1 Corporation de facto – (1) a valid law under which the corporation is organized; (2) an attempt in good faith to incorporate; and (3) an
assumption of corporate powers.
On Morong Electric’s financial capability
● SC held that in determining the same, PSC made a factual determination that the court has said, in a
number of cases, it will not disturb unless patently unsupported by evidence.

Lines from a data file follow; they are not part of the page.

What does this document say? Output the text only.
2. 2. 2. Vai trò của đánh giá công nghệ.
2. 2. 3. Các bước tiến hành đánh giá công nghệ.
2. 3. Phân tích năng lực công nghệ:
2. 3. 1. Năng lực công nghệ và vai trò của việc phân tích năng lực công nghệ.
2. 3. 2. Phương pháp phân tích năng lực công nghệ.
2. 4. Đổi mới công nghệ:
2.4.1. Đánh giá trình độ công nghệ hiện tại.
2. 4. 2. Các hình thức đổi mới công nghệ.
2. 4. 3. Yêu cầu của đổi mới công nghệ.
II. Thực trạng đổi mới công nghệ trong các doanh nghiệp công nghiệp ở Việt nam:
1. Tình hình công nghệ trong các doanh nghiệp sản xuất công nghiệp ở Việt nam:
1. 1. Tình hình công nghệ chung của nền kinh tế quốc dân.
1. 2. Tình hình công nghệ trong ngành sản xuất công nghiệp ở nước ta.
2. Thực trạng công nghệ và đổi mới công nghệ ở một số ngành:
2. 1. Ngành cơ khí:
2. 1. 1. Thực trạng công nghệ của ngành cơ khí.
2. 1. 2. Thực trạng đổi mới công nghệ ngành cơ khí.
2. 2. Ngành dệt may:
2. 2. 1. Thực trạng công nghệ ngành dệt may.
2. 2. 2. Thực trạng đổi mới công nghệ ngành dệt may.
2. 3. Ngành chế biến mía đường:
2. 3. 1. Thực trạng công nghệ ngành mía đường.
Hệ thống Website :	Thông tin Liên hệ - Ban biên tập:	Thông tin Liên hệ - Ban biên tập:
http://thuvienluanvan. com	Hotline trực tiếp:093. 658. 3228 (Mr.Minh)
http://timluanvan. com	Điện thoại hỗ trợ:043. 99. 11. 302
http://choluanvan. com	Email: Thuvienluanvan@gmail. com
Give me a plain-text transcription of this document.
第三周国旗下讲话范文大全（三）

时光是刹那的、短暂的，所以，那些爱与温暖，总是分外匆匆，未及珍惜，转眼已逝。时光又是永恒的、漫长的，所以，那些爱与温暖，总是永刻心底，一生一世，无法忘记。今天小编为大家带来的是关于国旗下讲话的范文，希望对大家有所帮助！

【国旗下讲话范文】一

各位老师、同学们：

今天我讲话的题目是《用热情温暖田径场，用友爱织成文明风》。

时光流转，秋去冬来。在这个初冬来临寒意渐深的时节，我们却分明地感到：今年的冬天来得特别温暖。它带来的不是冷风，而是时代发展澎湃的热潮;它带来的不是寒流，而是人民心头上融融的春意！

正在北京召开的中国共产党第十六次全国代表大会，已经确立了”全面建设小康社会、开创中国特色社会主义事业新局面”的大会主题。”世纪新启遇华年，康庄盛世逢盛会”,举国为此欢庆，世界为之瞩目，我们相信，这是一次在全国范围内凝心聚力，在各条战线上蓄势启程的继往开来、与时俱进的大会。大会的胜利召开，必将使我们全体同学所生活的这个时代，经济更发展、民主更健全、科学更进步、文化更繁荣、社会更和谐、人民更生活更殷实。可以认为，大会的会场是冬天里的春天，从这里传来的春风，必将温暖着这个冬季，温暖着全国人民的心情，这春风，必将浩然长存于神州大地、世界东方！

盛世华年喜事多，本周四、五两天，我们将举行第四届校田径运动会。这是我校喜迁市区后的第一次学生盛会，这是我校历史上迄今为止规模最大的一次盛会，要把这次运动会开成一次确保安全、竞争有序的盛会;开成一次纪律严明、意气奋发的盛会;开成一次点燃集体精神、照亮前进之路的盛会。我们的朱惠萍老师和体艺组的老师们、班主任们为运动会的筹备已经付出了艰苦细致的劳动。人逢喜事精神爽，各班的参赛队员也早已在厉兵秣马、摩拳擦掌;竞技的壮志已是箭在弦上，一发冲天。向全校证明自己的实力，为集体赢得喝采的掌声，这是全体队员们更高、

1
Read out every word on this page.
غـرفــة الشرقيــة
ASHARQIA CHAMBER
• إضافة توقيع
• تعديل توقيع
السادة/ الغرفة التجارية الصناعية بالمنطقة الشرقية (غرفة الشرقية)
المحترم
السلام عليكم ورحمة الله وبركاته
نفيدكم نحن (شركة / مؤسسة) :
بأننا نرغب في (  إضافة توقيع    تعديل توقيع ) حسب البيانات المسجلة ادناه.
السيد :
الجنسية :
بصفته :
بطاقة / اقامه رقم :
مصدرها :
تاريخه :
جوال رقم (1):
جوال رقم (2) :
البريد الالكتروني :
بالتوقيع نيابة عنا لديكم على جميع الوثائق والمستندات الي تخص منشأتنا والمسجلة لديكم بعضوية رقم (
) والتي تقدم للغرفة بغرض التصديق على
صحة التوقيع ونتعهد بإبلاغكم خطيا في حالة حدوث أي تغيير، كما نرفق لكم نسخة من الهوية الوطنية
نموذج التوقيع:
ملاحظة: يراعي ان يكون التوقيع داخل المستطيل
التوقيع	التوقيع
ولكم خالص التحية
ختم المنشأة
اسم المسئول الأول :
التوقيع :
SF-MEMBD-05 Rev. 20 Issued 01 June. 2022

Ruling: PSC decisions are AFFIRMED.

GR L-20993
1. Petitioner cannot question the authority of the division chief who conducted the hearings in Case 1 for the first
time on appeal. The requirement under Sec. 32 that the PSC can only authorize a division chief to hear and
investigate a case if he is a lawyer is a mere procedural rule and not a jurisdictional point. Hence, while the
division chief in this case is indeed not a lawyer, Petitioner cannot raise the same as a defense as it did not made
its timely objection.
2. Petitioner contended that PSC based its decision on insufficient and untrustworthy evidence. SC held that in
reviewing the decision of PSC, it is not required to examine the proof de novo and determine for itself whether or
not the preponderance of evidence really justifies the decision. It will not substitute its discretion for that of the
PSC on questions of fact and will not interfere in the latter’s decision unless it clearly appears that there is no
evidence to support it.
3. The protection of investment rule [rule that when there is a prior operator, a second one should not be granted a
CPC to operate the same service] is not absolute for nobody has exclusive right to secure a franchise or a CPC.
Where it has been shown that the Petitioner had failed to render adequate, sufficient and satisfactory service and
had violated the important conditions of its certificate as well as the directives of PSC, the rule cannot apply.